Cette école a continué à agir comme bon lui semblait, continue à agir comme bon lui semble, et même que, on conseille en douce à ceux qui sont remerciés sans préavis d’aller voir, l’ancienne famille régnante. Il faut convenir d’une chose : l’école a toujours fonctionné sans professionnalisme aucun, sans équité aucune, avec des passe-droits, du favoritisme, des rancœurs personnelles, des calculs, des préjugés, de la médisance, des futilités graves et cela a non seulement continué après les Ben Ali mais a sûrement empiré après leur départ. 
Le personnel dit de direction a vite repris ses pratiques, les proches ont continué, après la période de grosse frayeur et de panique d’éventuelles représailles, à vivre l’irréalité totale, en pleine schizophrénie. L'école était leur "bébé". Et il leur fallait un maître devant lequel s’aplatir comme avant, ils suivirent l’ordre des choses, la hiérarchie dont ils ignoraient tout, sauf que cette hiérarchie n’ayant jamais existé, les relations restèrent amicales et d’intérêts communs.

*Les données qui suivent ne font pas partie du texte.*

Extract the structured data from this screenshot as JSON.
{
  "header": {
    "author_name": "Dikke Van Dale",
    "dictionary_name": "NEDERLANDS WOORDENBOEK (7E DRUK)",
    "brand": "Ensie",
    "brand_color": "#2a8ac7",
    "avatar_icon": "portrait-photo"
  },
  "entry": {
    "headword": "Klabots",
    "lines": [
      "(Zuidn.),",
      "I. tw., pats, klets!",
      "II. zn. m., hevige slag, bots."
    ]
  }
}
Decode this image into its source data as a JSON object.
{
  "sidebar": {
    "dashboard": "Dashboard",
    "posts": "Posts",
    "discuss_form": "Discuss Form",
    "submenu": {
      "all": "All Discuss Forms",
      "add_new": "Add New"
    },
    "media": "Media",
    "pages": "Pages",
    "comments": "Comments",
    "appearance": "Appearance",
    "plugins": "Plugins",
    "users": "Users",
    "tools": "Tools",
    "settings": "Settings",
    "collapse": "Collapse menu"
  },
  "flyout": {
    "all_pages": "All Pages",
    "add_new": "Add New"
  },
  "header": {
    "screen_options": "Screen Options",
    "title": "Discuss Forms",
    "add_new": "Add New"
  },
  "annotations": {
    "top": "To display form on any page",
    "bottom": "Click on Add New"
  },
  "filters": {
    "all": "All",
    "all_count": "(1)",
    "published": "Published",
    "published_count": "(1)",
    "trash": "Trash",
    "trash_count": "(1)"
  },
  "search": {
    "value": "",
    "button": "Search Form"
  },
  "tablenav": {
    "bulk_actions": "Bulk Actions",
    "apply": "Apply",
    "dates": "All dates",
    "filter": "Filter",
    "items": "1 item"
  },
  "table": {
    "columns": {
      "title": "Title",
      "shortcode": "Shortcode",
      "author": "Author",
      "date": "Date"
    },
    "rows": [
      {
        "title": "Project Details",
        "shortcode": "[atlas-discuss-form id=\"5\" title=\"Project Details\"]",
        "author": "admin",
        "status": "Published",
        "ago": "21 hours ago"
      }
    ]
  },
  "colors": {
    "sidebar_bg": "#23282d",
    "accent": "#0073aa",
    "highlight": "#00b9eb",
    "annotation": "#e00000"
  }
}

Comment comprendre autrement les cotisations non payées et pas uniquement pour moi. Les témoignages de nombreux collègues français, suite au suicide de feu Thierry Curcio quant aux mauvais traitements pratiqués dans cette école, sont ahurissants. Elle est où la responsabilité de l’équipe dirigeante ? Pourquoi les contrats de travail n’étaient pas donnés aux professeurs ? Pourquoi les fiches de paie n’étaient pas systématiquement remises ? Pourquoi il n’y a pas de préavis de non renouvellement de contrat et comment se permet-on d’agir ainsi sans écrit ? L’administration peut-elle se permettre de se passer des écrits professionnels qui sont des éléments fondamentaux du code du travail ?

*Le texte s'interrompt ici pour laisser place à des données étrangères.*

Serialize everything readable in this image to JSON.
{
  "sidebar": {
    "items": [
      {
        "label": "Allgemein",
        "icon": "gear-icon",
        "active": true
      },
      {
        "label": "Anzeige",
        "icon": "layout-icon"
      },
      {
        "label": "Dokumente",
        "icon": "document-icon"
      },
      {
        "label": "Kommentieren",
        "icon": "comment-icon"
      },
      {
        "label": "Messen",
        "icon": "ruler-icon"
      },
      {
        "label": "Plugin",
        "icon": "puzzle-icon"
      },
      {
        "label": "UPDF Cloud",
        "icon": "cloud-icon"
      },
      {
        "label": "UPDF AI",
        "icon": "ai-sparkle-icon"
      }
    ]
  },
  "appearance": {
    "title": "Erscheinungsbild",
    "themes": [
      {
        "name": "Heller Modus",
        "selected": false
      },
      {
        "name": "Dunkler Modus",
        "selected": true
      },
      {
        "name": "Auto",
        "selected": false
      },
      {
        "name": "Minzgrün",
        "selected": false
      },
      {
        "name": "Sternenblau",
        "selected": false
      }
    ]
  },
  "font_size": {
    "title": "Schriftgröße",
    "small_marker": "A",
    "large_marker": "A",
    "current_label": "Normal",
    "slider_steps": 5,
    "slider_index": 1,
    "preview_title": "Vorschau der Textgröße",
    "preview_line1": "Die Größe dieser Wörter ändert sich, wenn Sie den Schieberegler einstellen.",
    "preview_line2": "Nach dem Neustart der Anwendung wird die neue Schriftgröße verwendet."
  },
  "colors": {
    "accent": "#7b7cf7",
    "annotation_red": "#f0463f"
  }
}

L’ISC a fonctionné et fonctionne dans l’ignorance des lois relatives au Code du Travail, héritage des conditions même de l’existence de cet établissement. Une collègue, mère d’un enfant,  a été sommée de quitter son logement de fonction avant la fin de son contrat et a dû se réfugier à l’aéroport puis chez des amis pour ne pas se trouver dans la rue.

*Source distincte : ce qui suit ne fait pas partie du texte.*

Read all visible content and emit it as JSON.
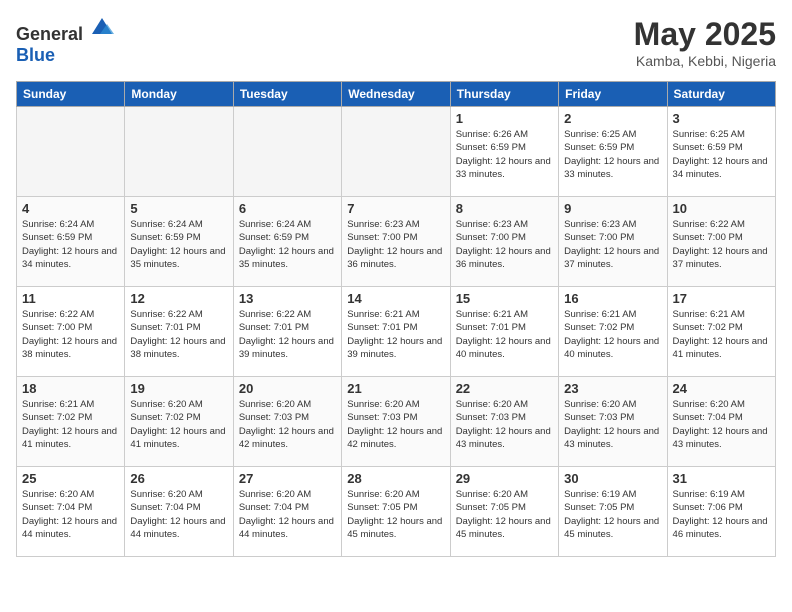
{
  "header": {
    "logo_general": "General",
    "logo_blue": "Blue",
    "title": "May 2025",
    "location": "Kamba, Kebbi, Nigeria"
  },
  "days_of_week": [
    "Sunday",
    "Monday",
    "Tuesday",
    "Wednesday",
    "Thursday",
    "Friday",
    "Saturday"
  ],
  "weeks": [
    [
      {
        "day": "",
        "empty": true
      },
      {
        "day": "",
        "empty": true
      },
      {
        "day": "",
        "empty": true
      },
      {
        "day": "",
        "empty": true
      },
      {
        "day": "1",
        "sunrise": "6:26 AM",
        "sunset": "6:59 PM",
        "daylight": "12 hours and 33 minutes."
      },
      {
        "day": "2",
        "sunrise": "6:25 AM",
        "sunset": "6:59 PM",
        "daylight": "12 hours and 33 minutes."
      },
      {
        "day": "3",
        "sunrise": "6:25 AM",
        "sunset": "6:59 PM",
        "daylight": "12 hours and 34 minutes."
      }
    ],
    [
      {
        "day": "4",
        "sunrise": "6:24 AM",
        "sunset": "6:59 PM",
        "daylight": "12 hours and 34 minutes."
      },
      {
        "day": "5",
        "sunrise": "6:24 AM",
        "sunset": "6:59 PM",
        "daylight": "12 hours and 35 minutes."
      },
      {
        "day": "6",
        "sunrise": "6:24 AM",
        "sunset": "6:59 PM",
        "daylight": "12 hours and 35 minutes."
      },
      {
        "day": "7",
        "sunrise": "6:23 AM",
        "sunset": "7:00 PM",
        "daylight": "12 hours and 36 minutes."
      },
      {
        "day": "8",
        "sunrise": "6:23 AM",
        "sunset": "7:00 PM",
        "daylight": "12 hours and 36 minutes."
      },
      {
        "day": "9",
        "sunrise": "6:23 AM",
        "sunset": "7:00 PM",
        "daylight": "12 hours and 37 minutes."
      },
      {
        "day": "10",
        "sunrise": "6:22 AM",
        "sunset": "7:00 PM",
        "daylight": "12 hours and 37 minutes."
      }
    ],
    [
      {
        "day": "11",
        "sunrise": "6:22 AM",
        "sunset": "7:00 PM",
        "daylight": "12 hours and 38 minutes."
      },
      {
        "day": "12",
        "sunrise": "6:22 AM",
        "sunset": "7:01 PM",
        "daylight": "12 hours and 38 minutes."
      },
      {
        "day": "13",
        "sunrise": "6:22 AM",
        "sunset": "7:01 PM",
        "daylight": "12 hours and 39 minutes."
      },
      {
        "day": "14",
        "sunrise": "6:21 AM",
        "sunset": "7:01 PM",
        "daylight": "12 hours and 39 minutes."
      },
      {
        "day": "15",
        "sunrise": "6:21 AM",
        "sunset": "7:01 PM",
        "daylight": "12 hours and 40 minutes."
      },
      {
        "day": "16",
        "sunrise": "6:21 AM",
        "sunset": "7:02 PM",
        "daylight": "12 hours and 40 minutes."
      },
      {
        "day": "17",
        "sunrise": "6:21 AM",
        "sunset": "7:02 PM",
        "daylight": "12 hours and 41 minutes."
      }
    ],
    [
      {
        "day": "18",
        "sunrise": "6:21 AM",
        "sunset": "7:02 PM",
        "daylight": "12 hours and 41 minutes."
      },
      {
        "day": "19",
        "sunrise": "6:20 AM",
        "sunset": "7:02 PM",
        "daylight": "12 hours and 41 minutes."
      },
      {
        "day": "20",
        "sunrise": "6:20 AM",
        "sunset": "7:03 PM",
        "daylight": "12 hours and 42 minutes."
      },
      {
        "day": "21",
        "sunrise": "6:20 AM",
        "sunset": "7:03 PM",
        "daylight": "12 hours and 42 minutes."
      },
      {
        "day": "22",
        "sunrise": "6:20 AM",
        "sunset": "7:03 PM",
        "daylight": "12 hours and 43 minutes."
      },
      {
        "day": "23",
        "sunrise": "6:20 AM",
        "sunset": "7:03 PM",
        "daylight": "12 hours and 43 minutes."
      },
      {
        "day": "24",
        "sunrise": "6:20 AM",
        "sunset": "7:04 PM",
        "daylight": "12 hours and 43 minutes."
      }
    ],
    [
      {
        "day": "25",
        "sunrise": "6:20 AM",
        "sunset": "7:04 PM",
        "daylight": "12 hours and 44 minutes."
      },
      {
        "day": "26",
        "sunrise": "6:20 AM",
        "sunset": "7:04 PM",
        "daylight": "12 hours and 44 minutes."
      },
      {
        "day": "27",
        "sunrise": "6:20 AM",
        "sunset": "7:04 PM",
        "daylight": "12 hours and 44 minutes."
      },
      {
        "day": "28",
        "sunrise": "6:20 AM",
        "sunset": "7:05 PM",
        "daylight": "12 hours and 45 minutes."
      },
      {
        "day": "29",
        "sunrise": "6:20 AM",
        "sunset": "7:05 PM",
        "daylight": "12 hours and 45 minutes."
      },
      {
        "day": "30",
        "sunrise": "6:19 AM",
        "sunset": "7:05 PM",
        "daylight": "12 hours and 45 minutes."
      },
      {
        "day": "31",
        "sunrise": "6:19 AM",
        "sunset": "7:06 PM",
        "daylight": "12 hours and 46 minutes."
      }
    ]
  ]
}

Cet établissement ne peut continuer à agir de la sorte, la souffrance au travail, le harcèlement moral,  dont on ne parle pas ici - en Tunisie -  ou dont on parle peu, est un sujet qui mérite réflexion et s'il y a un vide juridique, il faut y pallier. Le drame du suicide de feu Thierry Curcio sera, l'occasion de réviser les pratiques de cet établissement. Cette tragédie lèvera le voile sur des dysfonctionnements, des passe-droits, du clientélisme, de l'irrespect, de la discrimination. De graves entorses aux lois, aux règles strictes du code du travail, à la dignité humaine. Une école qui affiche sa filiation à l'AEFE pour exister et pour surtout appâter élèves et professeurs.

"L'ISC est une une boîte à fric et l’excellence y est un leurre " comme l'a si justement dit un ancien collègue qui ayant fait un rapport en interne sur les multiples dysfonctionnements s'est vu remercié au bout de trois mois alors que son contrat était de deux ans. Il fut indemnisé parce qu'il les avait menacés de leur intenter un procès.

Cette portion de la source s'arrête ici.